Backprop Through Sparse Tensor Is Not Memory Efficient?


When I computed the gradient of a sparse tensor on GPU, I got out of memory issue.

I need a tensor of size [1, 3, 224 * 224, 224 * 224] which only has 1 * 3 * 224 * 224 * 25 nonzero entries. So I store it in sparse_coo format.

I take the summation over the last dim, then I get a tensor of size [1, 3, 224 * 224]:

b = torch.sparse.sum(a, dim=3).to_dense()

I reshape the tensor into size [1, 3, 224, 224]:

b = b.view(1, 3, 224, 224)

and then feed it into a neural network.

The memory that required to excute this computation should be very small. The forward pass is fine. However, I encouter an error during backward

RuntimeError: CUDA out of memory.

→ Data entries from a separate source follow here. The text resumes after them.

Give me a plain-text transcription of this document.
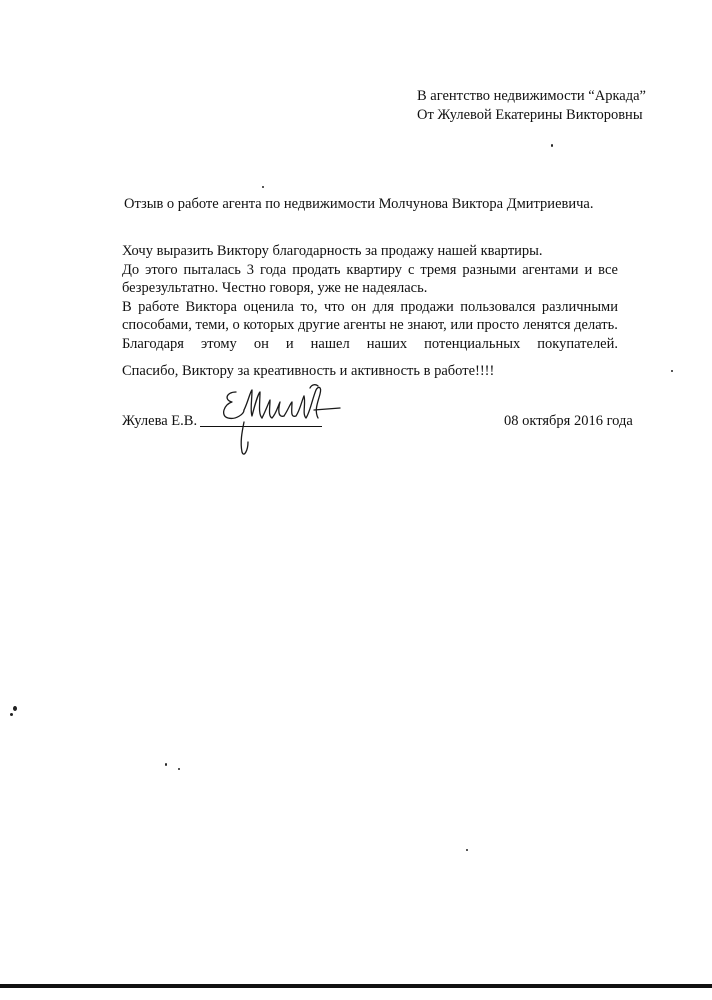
В агентство недвижимости “Аркада”
От Жулевой Екатерины Викторовны
Отзыв о работе агента по недвижимости Молчунова Виктора Дмитриевича.

Хочу выразить Виктору благодарность за продажу нашей квартиры.

До этого пыталась 3 года продать квартиру с тремя разными агентами и все

безрезультатно. Честно говоря, уже не надеялась.

В работе Виктора оценила то, что он для продажи пользовался различными

способами, теми, о которых другие агенты не знают, или просто ленятся делать.

Благодаря этому он и нашел наших потенциальных покупателей.

Спасибо, Виктору за креативность и активность в работе!!!!
Жулева Е.В.	08 октября 2016 года
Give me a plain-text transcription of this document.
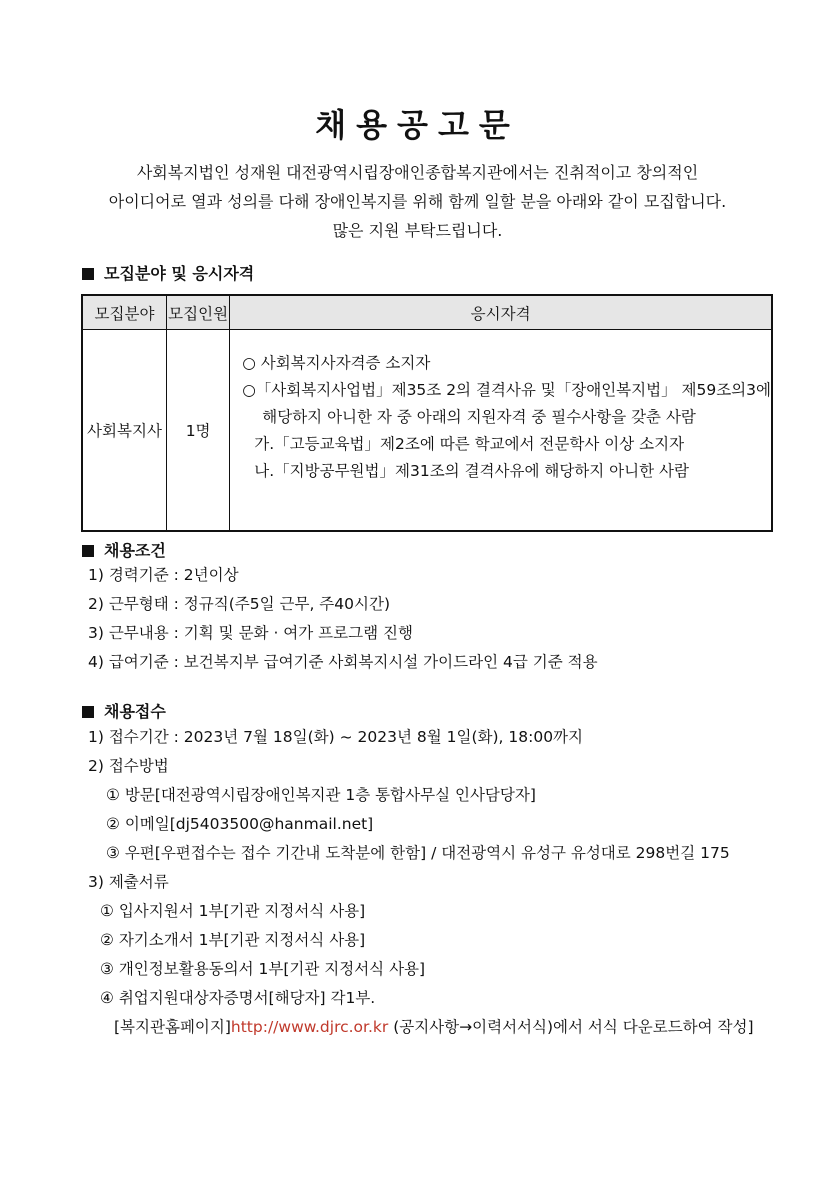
채용공고문
사회복지법인 성재원 대전광역시립장애인종합복지관에서는 진취적이고 창의적인
아이디어로 열과 성의를 다해 장애인복지를 위해 함께 일할 분을 아래와 같이 모집합니다.
많은 지원 부탁드립니다.
모집분야 및 응시자격
모집분야	모집인원	응시자격
사회복지사	1명	○ 사회복지사자격증 소지자
○「사회복지사업법」제35조 2의 결격사유 및「장애인복지법」 제59조의3에
해당하지 아니한 자 중 아래의 지원자격 중 필수사항을 갖춘 사람
가.「고등교육법」제2조에 따른 학교에서 전문학사 이상 소지자
나.「지방공무원법」제31조의 결격사유에 해당하지 아니한 사람
채용조건
1) 경력기준 : 2년이상
2) 근무형태 : 정규직(주5일 근무, 주40시간)
3) 근무내용 : 기획 및 문화 · 여가 프로그램 진행
4) 급여기준 : 보건복지부 급여기준 사회복지시설 가이드라인 4급 기준 적용
채용접수
1) 접수기간 : 2023년 7월 18일(화) ~ 2023년 8월 1일(화), 18:00까지
2) 접수방법
① 방문[대전광역시립장애인복지관 1층 통합사무실 인사담당자]
② 이메일[dj5403500@hanmail.net]
③ 우편[우편접수는 접수 기간내 도착분에 한함] / 대전광역시 유성구 유성대로 298번길 175
3) 제출서류
① 입사지원서 1부[기관 지정서식 사용]
② 자기소개서 1부[기관 지정서식 사용]
③ 개인정보활용동의서 1부[기관 지정서식 사용]
④ 취업지원대상자증명서[해당자] 각1부.
[복지관홈페이지]http://www.djrc.or.kr (공지사항→이력서서식)에서 서식 다운로드하여 작성]
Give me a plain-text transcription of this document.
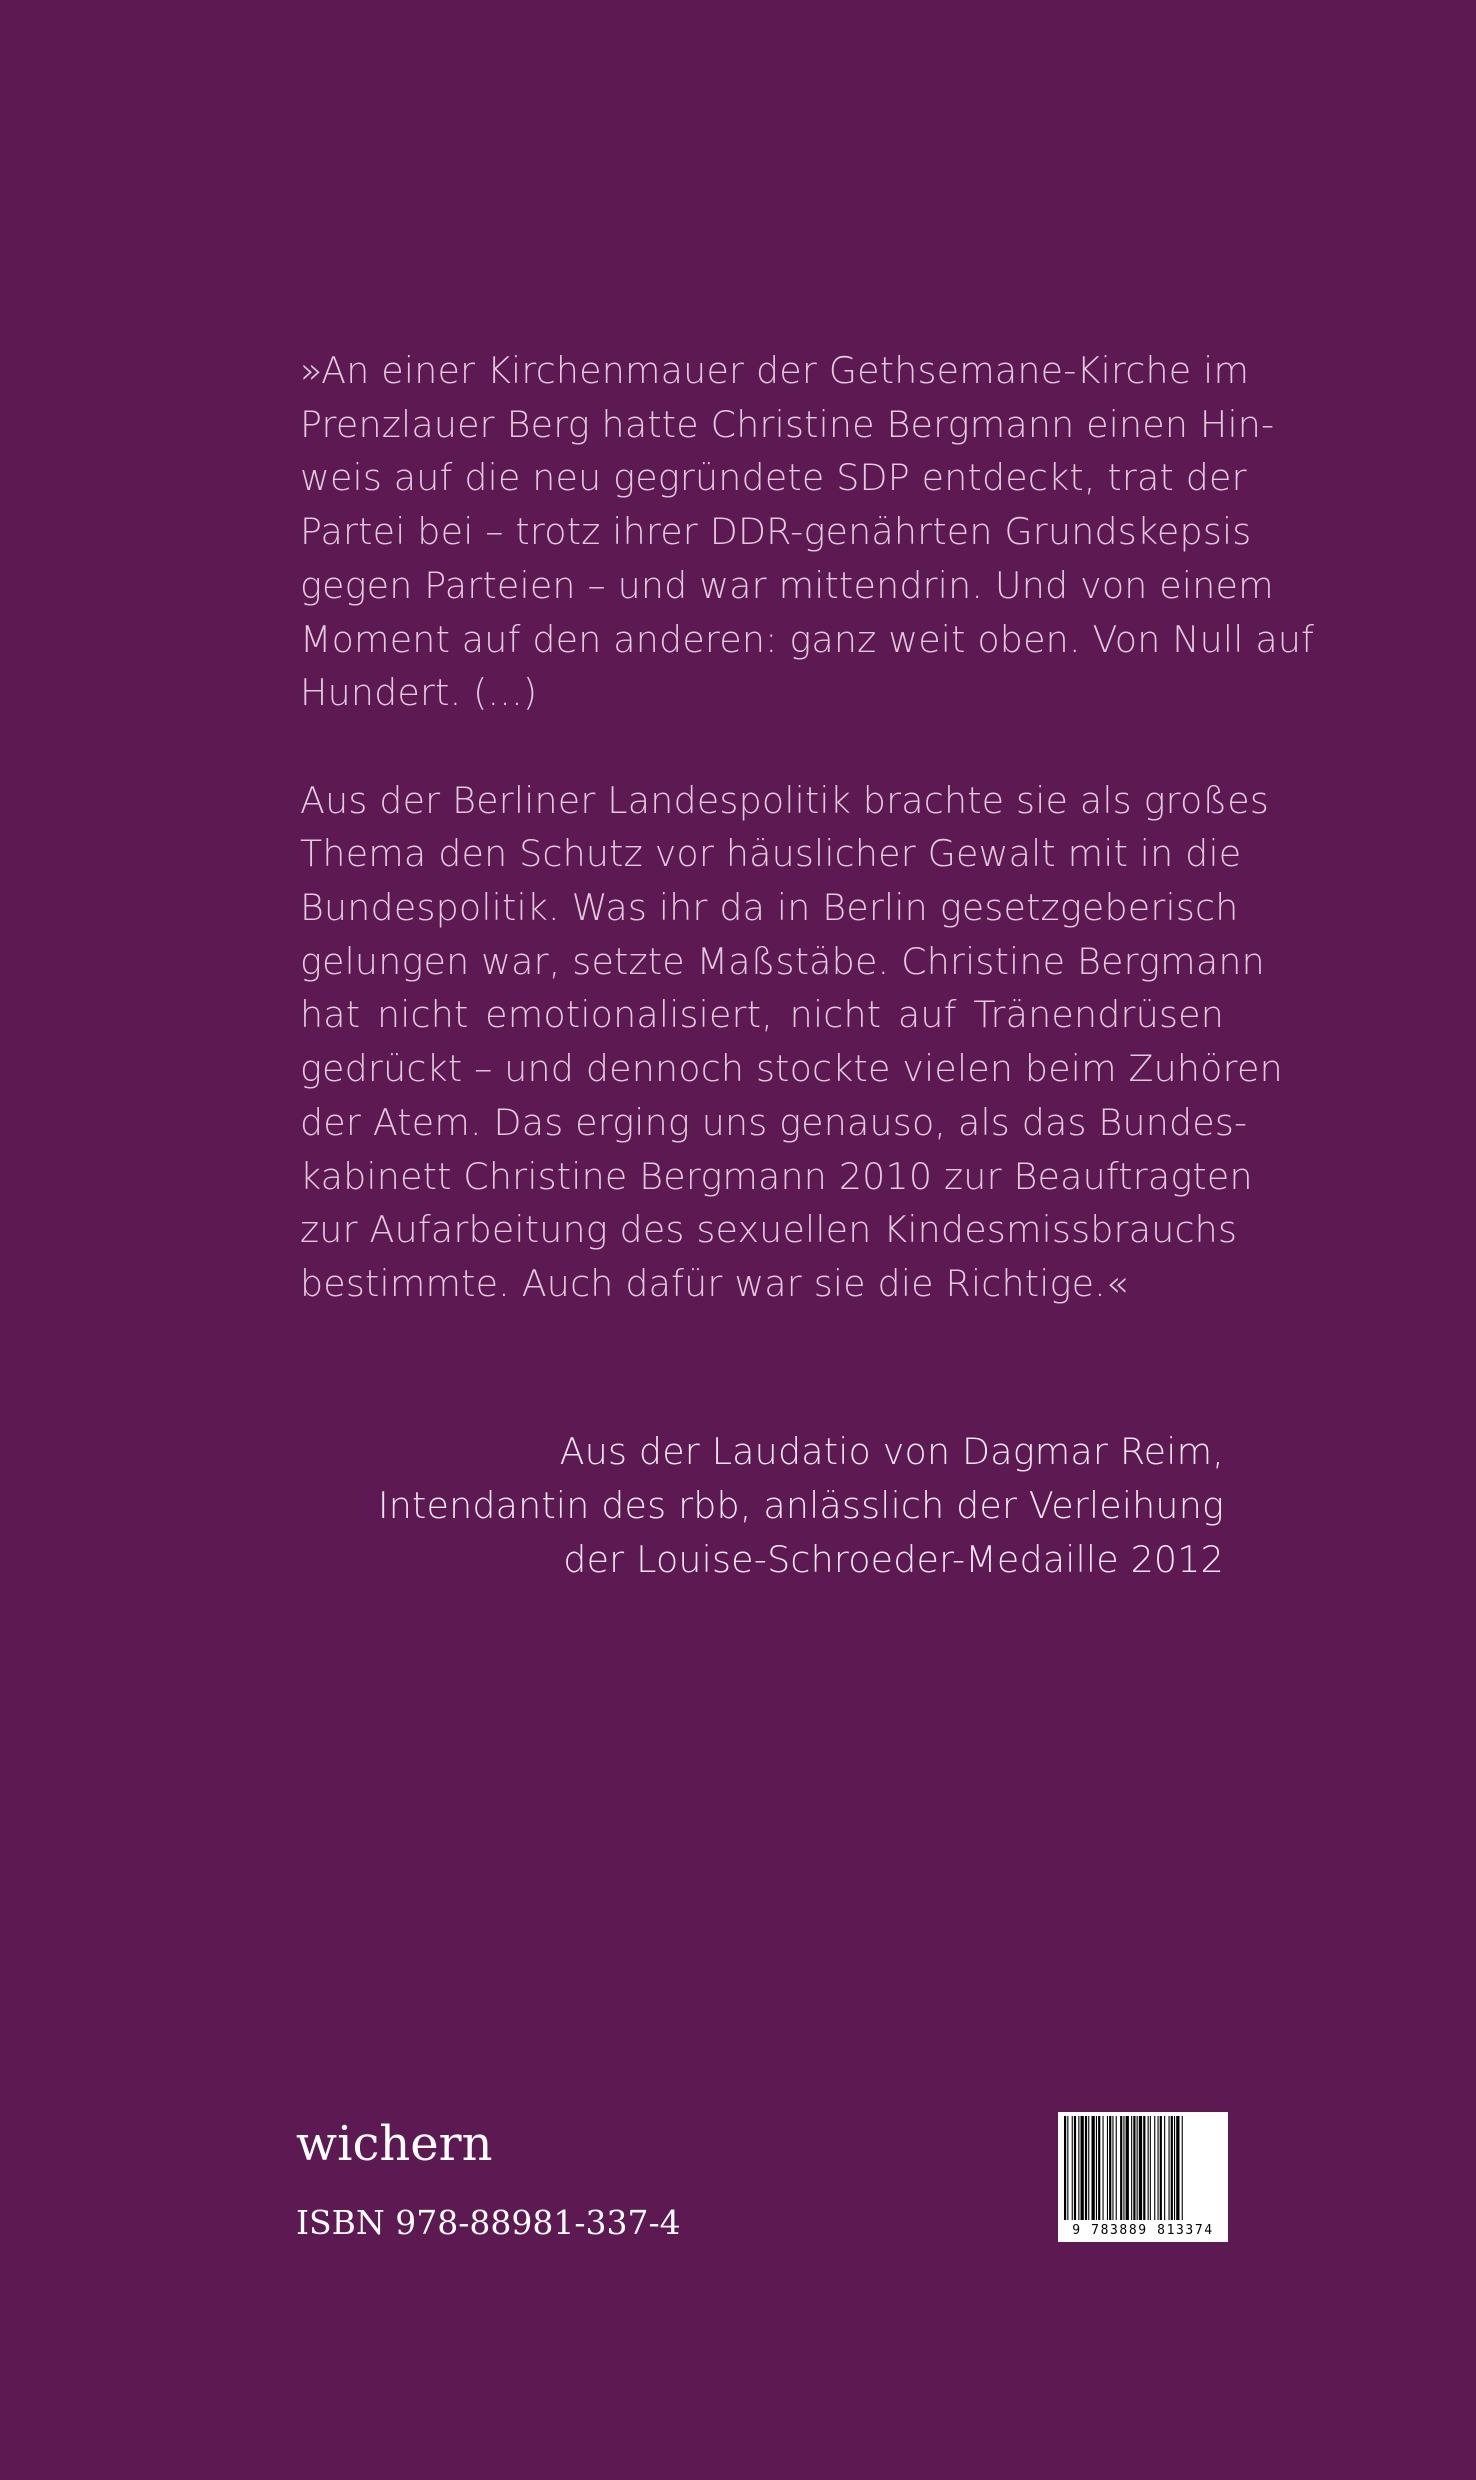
»An einer Kirchenmauer der Gethsemane-Kirche im
Prenzlauer Berg hatte Christine Bergmann einen Hin-
weis auf die neu gegründete SDP entdeckt, trat der
Partei bei – trotz ihrer DDR-genährten Grundskepsis
gegen Parteien – und war mittendrin. Und von einem
Moment auf den anderen: ganz weit oben. Von Null auf
Hundert. (...)

Aus der Berliner Landespolitik brachte sie als großes
Thema den Schutz vor häuslicher Gewalt mit in die
Bundespolitik. Was ihr da in Berlin gesetzgeberisch
gelungen war, setzte Maßstäbe. Christine Bergmann
hat nicht emotionalisiert, nicht auf Tränendrüsen
gedrückt – und dennoch stockte vielen beim Zuhören
der Atem. Das erging uns genauso, als das Bundes-
kabinett Christine Bergmann 2010 zur Beauftragten
zur Aufarbeitung des sexuellen Kindesmissbrauchs
bestimmte. Auch dafür war sie die Richtige.«

Aus der Laudatio von Dagmar Reim,
Intendantin des rbb, anlässlich der Verleihung
der Louise-Schroeder-Medaille 2012
wichern
ISBN 978-88981-337-4	9 783889 813374
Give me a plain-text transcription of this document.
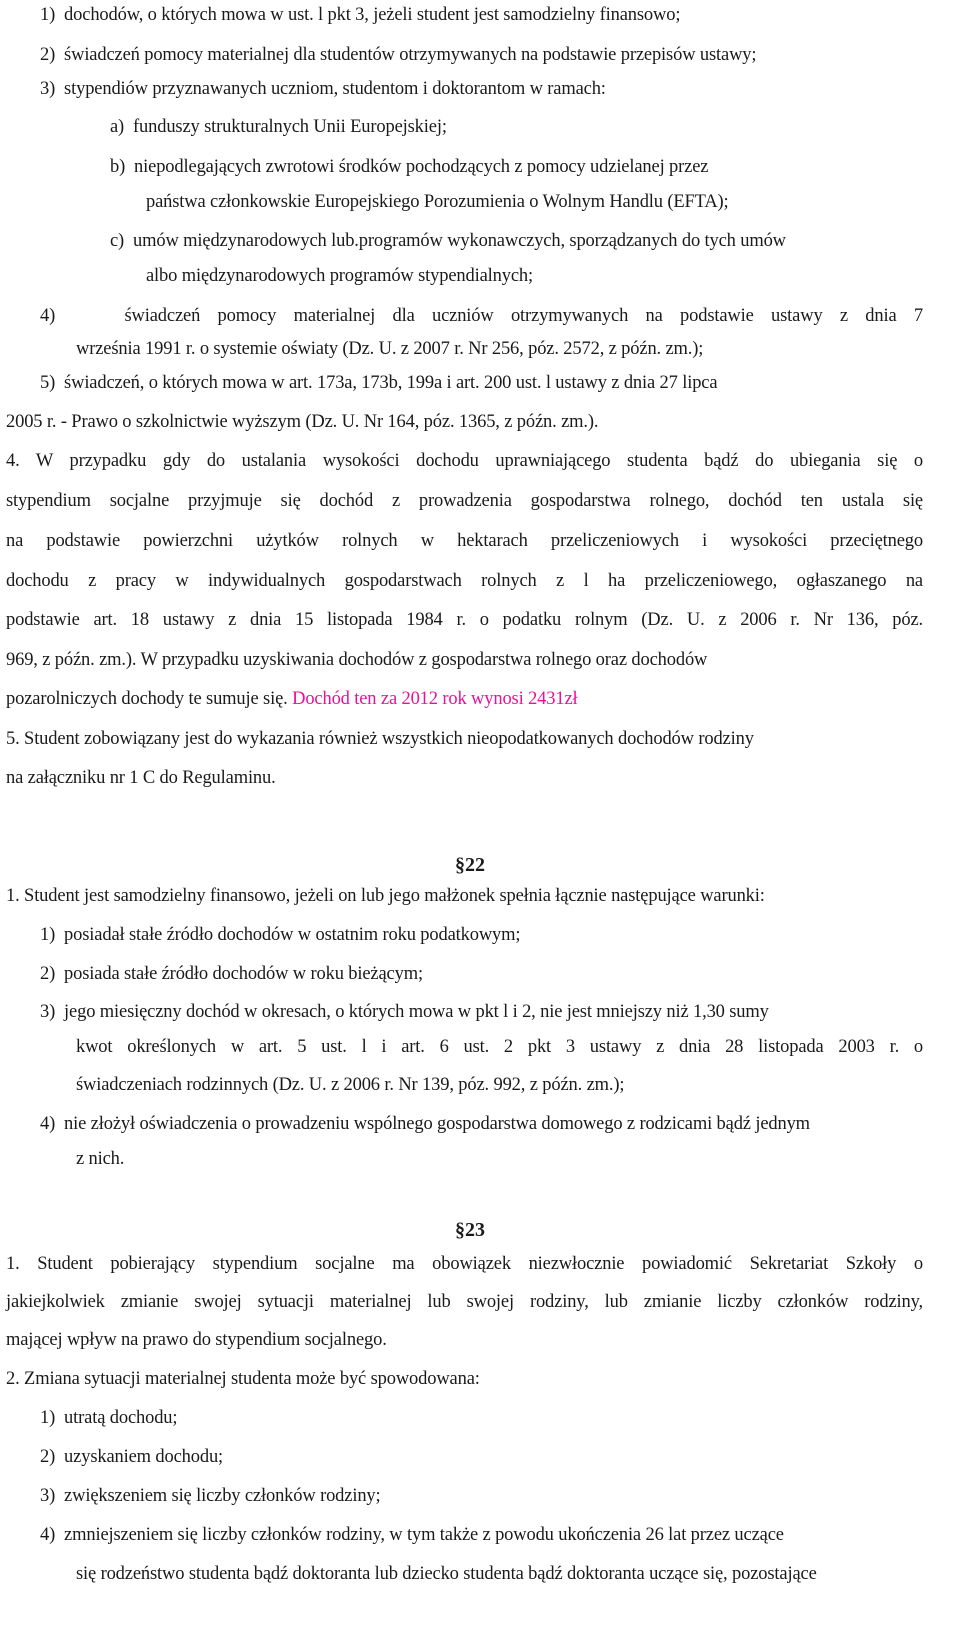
1)  dochodów, o których mowa w ust. l pkt 3, jeżeli student jest samodzielny finansowo;
2)  świadczeń pomocy materialnej dla studentów otrzymywanych na podstawie przepisów ustawy;
3)  stypendiów przyznawanych uczniom, studentom i doktorantom w ramach:
a)  funduszy strukturalnych Unii Europejskiej;
b)  niepodlegających zwrotowi środków pochodzących z pomocy udzielanej przez
państwa członkowskie Europejskiego Porozumienia o Wolnym Handlu (EFTA);
c)  umów międzynarodowych lub.programów wykonawczych, sporządzanych do tych umów
albo międzynarodowych programów stypendialnych;
4)    świadczeń pomocy materialnej dla uczniów otrzymywanych na podstawie ustawy z dnia 7
września 1991 r. o systemie oświaty (Dz. U. z 2007 r. Nr 256, póz. 2572, z późn. zm.);
5)  świadczeń, o których mowa w art. 173a, 173b, 199a i art. 200 ust. l ustawy z dnia 27 lipca
2005 r. - Prawo o szkolnictwie wyższym (Dz. U. Nr 164, póz. 1365, z późn. zm.).
4. W przypadku gdy do ustalania wysokości dochodu uprawniającego studenta bądź do ubiegania się o
stypendium socjalne przyjmuje się dochód z prowadzenia gospodarstwa rolnego, dochód ten ustala się
na podstawie powierzchni użytków rolnych w hektarach przeliczeniowych i wysokości przeciętnego
dochodu z pracy w indywidualnych gospodarstwach rolnych z l ha przeliczeniowego, ogłaszanego na
podstawie art. 18 ustawy z dnia 15 listopada 1984 r. o podatku rolnym (Dz. U. z 2006 r. Nr 136, póz.
969, z późn. zm.). W przypadku uzyskiwania dochodów z gospodarstwa rolnego oraz dochodów
pozarolniczych dochody te sumuje się. Dochód ten za 2012 rok wynosi 2431zł
5. Student zobowiązany jest do wykazania również wszystkich nieopodatkowanych dochodów rodziny
na załączniku nr 1 C do Regulaminu.
§22
1. Student jest samodzielny finansowo, jeżeli on lub jego małżonek spełnia łącznie następujące warunki:
1)  posiadał stałe źródło dochodów w ostatnim roku podatkowym;
2)  posiada stałe źródło dochodów w roku bieżącym;
3)  jego miesięczny dochód w okresach, o których mowa w pkt l i 2, nie jest mniejszy niż 1,30 sumy
kwot określonych w art. 5 ust. l i art. 6 ust. 2 pkt 3 ustawy z dnia 28 listopada 2003 r. o
świadczeniach rodzinnych (Dz. U. z 2006 r. Nr 139, póz. 992, z późn. zm.);
4)  nie złożył oświadczenia o prowadzeniu wspólnego gospodarstwa domowego z rodzicami bądź jednym
z nich.
§23
1. Student pobierający stypendium socjalne ma obowiązek niezwłocznie powiadomić Sekretariat Szkoły o
jakiejkolwiek zmianie swojej sytuacji materialnej lub swojej rodziny, lub zmianie liczby członków rodziny,
mającej wpływ na prawo do stypendium socjalnego.
2. Zmiana sytuacji materialnej studenta może być spowodowana:
1)  utratą dochodu;
2)  uzyskaniem dochodu;
3)  zwiększeniem się liczby członków rodziny;
4)  zmniejszeniem się liczby członków rodziny, w tym także z powodu ukończenia 26 lat przez uczące
się rodzeństwo studenta bądź doktoranta lub dziecko studenta bądź doktoranta uczące się, pozostające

Tried to allocate 28.14 GiB

It seems like pytorch creates some tensor of size [1, 3, 224 * 224, 224 * 224] during backward, which exactly consume that amount of memory.

I am wondering whether I misuse the sparse tensor functionality such that autodiff construct the full dense matrix explictly during backprop?

1 Like


I’m afraid that the backward of the to_dense() does not create a sparse Tensor. And so it tried to create a full size Tensor :confused:
The support for sparse Tensors is quite limited so we don’t usually create them in the backward to reduce the number of errors like “XXX op is not implemented for sparse Tensors”.


Thanks for clarification!

Hopefully, in my case, the backprop operation is quite simple. I have implemented an customized backprop operation to solve the memory issue.

1 Like